Renato Benvindo Frata
Vinícius de Morais, em seu lindo e interessante “Poema de Natal” gravou que
| Para isso fomos feitos Para lembrar e ser lembrados Para chorar e fazer chorar Para enterrar os nossos mortos Por isso temos braços longos para os adeuses Mãos para colher o que foi dado Dedos para cavar a terra. Assim será a nossa vida Uma tarde sempre a esquecer Uma estrela a se apagar na treva Um caminho entre dois túmulos Por isso precisamos velar Falar baixo, pisar leve, ver A noite dormir em silêncio. | Não há muito o que dizer Uma canção sobre um berço Um verso, talvez, de amor Uma prece por quem se vai Mas que essa hora não esqueça E por ela os nossos corações Se deixem, graves e simples. Pois para isso fomos feitos Para a esperança no milagre Para a participação da poesia Para ver a face da morte De repente nunca mais esperaremos… Hoje a noite é jovem; da morte, apenas Nascemos, imensamente. |
Pensando cá com meus botões (eles são excelentes confidentes). A tudo ouvem e, mesmo no seu definitivo silêncio respondem, indicam, sugerem… Por isso os tenho em tão alta conta.
Nesse solilóquio, mostraram-me que embora Vinícius tenha razão com respeito ao cumprimento dos braços, não devem servir apenas para adeuses, mas também e principalmente, para o acolhimento que denominamos abraço.
“Por isso temos braços longos para longos abraços” ousaria interpretar (não modificar) o lindo verso.
No seguinte onde ele põe: “Mãos para colher o que foi dado”. Eu arriscaria aumentar a conotação para: “Mãos para oferecer do melhor que temos…”
E no outro que fecha a oração: “Dedos para cavar a terra”, interpretaria como “Dedos para cobrir covas de sementes”.
Pretensão boba, eu sei, saída de simples botões conversadores, xeretas e analfabetos em um momento qualquer que, não se tendo muito em que pensar, pensa-se o impróprio.

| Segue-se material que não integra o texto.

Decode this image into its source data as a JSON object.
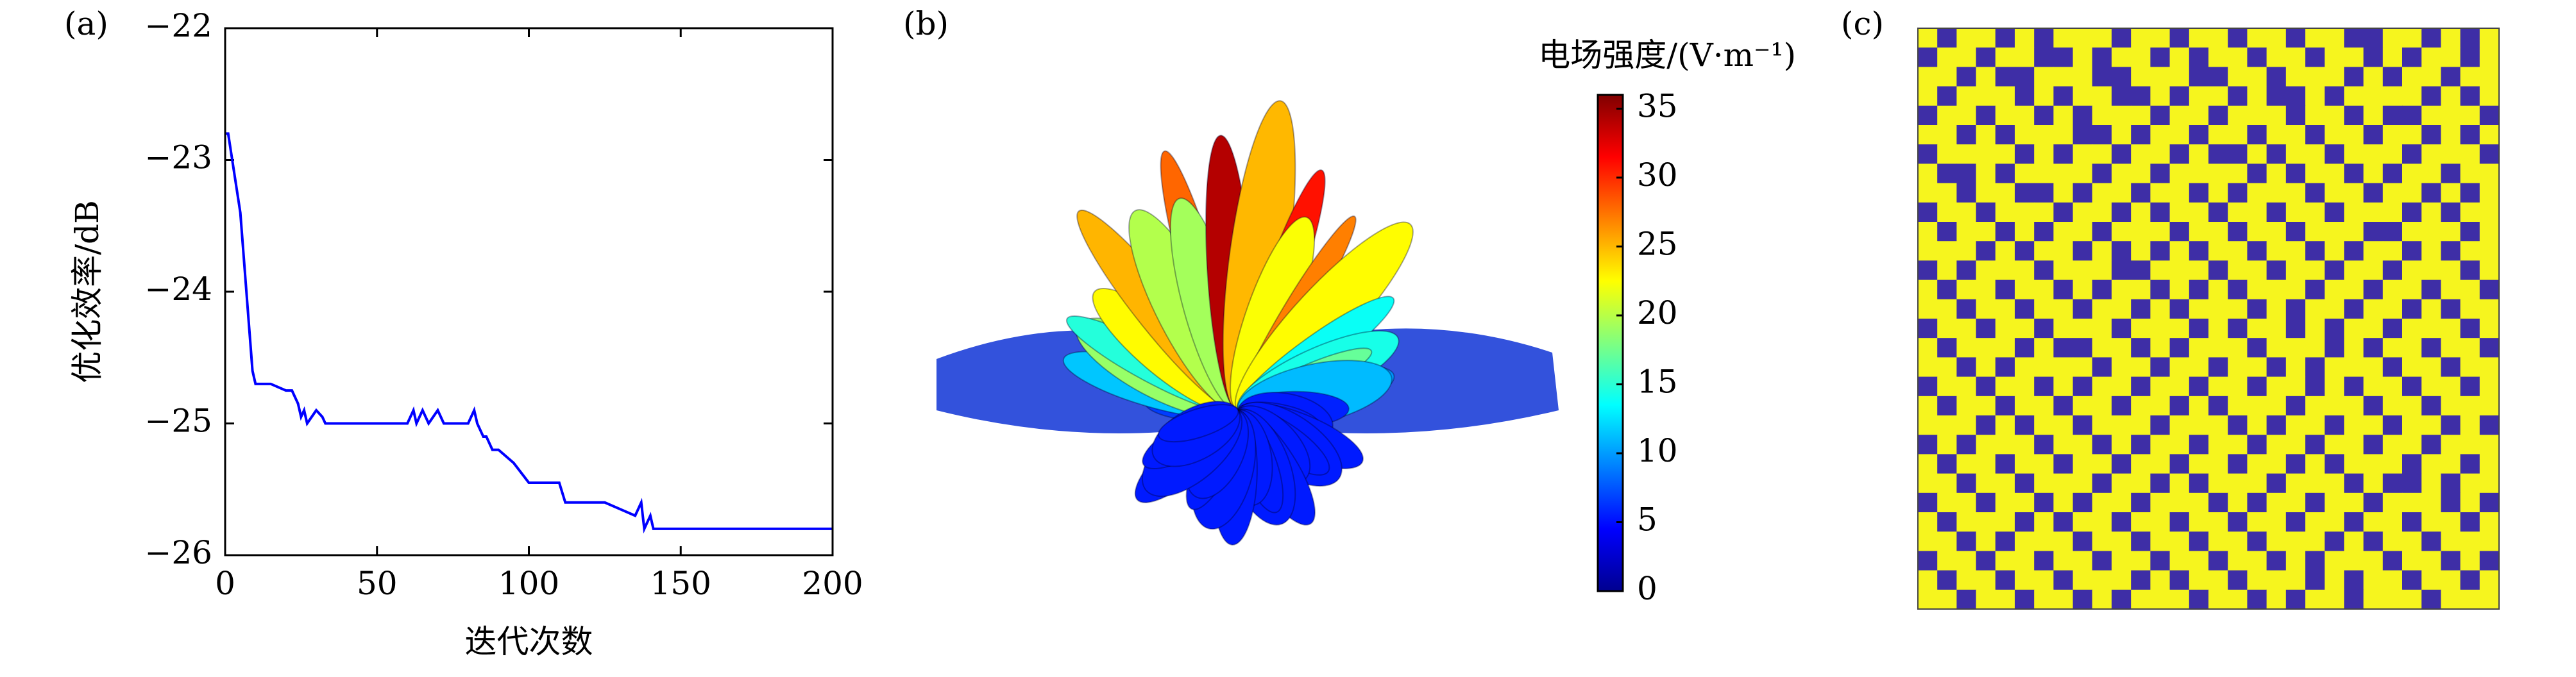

Entretanto, deixando de pinçar os versos e os analisar pelo conjunto poético que obedece à sequência lógica dos termos “somos feitos, ser lembrados, fazer chorar, enterrar…” que dão simetria ao poema, vejo que o poeta mostra a morte como a construtividade da vida, sabendo-a finita.
Os braços longos… as mãos a receber oferta, os dedos a cavar demonstram sobriedade e, por que não, cumplicidade. Não há surpresa nos gestos, mas, espera.
E segue a bem dizer da brevidade entre o nascer, o viver e o morrer: um caminho entre dois túmulos, por exemplo, que refletem a nossa fragilidade frente ao mundo, e o respeito diante do mistério.
Na verdade, a perfeição do poema e, claro, do seu autor, não aceita intromissão, por maior que seja o tamanho do nariz do pretenso interventor.